Suppléant pour le Mondial

Claudio Ranieri l’avait alors lancé en fin de match contre Strasbourg (1-0), à l’occasion de la dernière journée de Ligue 1, cinq jours après lui avoir offert sa première apparition de la saison sous le maillot nantais lors d’un déplacement à Angers (2-0). Arrivé pour 3 millions d’euros en 2015 en provenance de l’Ajax, Sigthorsson n’est jamais parvenu à s’imposer dans le onze nantais. Après un premier exercice à 3 buts, une blessure au genou avait gâché sa reprise à l’été 2016, alors qu’il avait profité de l’Euro pour gagner en confiance, en marquant notamment face à l’Angleterre en huitièmes (2-1).

Il a ensuite été envoyé en prêt à Galatasaray, avant que le club turc ne mette fin à son prêt au bout de seulement six mois.
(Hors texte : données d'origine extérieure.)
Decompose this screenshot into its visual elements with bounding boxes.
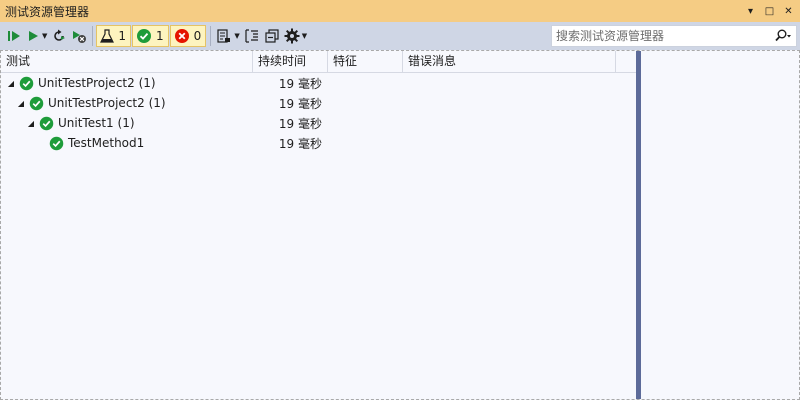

Depuis, ses relations avec les dirigeants nantais sont glaciales. Plombé par des blessures à répétition, il pense même à arrêter le football, avant de revenir peu à peu dans le paysage nantais avec des bouts de matchs disputés avec la réserve nantaise, avant donc ces deux entrées en Ligue 1. Insuffisant toutefois pour être du voyage en Russie. Il doit se contenter d’un rôle de suppléant pour la Coupe du monde.

Un nouveau coup dur pour Sigthorsson, dont les relations avec le clan Kita se sont encore un peu plus refroidies cet été. "Il a eu des propositions en Grèce et il les a refusées car il voulait toucher plus d’argent", assurait Waldemar Kita dans les colonnes de Ouest-France. L’arrivée de Vahid Halilhodzic peut-elle changer les choses? "Le président ne veut pas que je joue ou que je m’entraîne. Le fait qu’un nouvel entraîneur arrive ne changera rien, à moins que le président ne change d’avis", a souligné le principal intéressé dans une interview au quotidien islandais Morgunblaðið.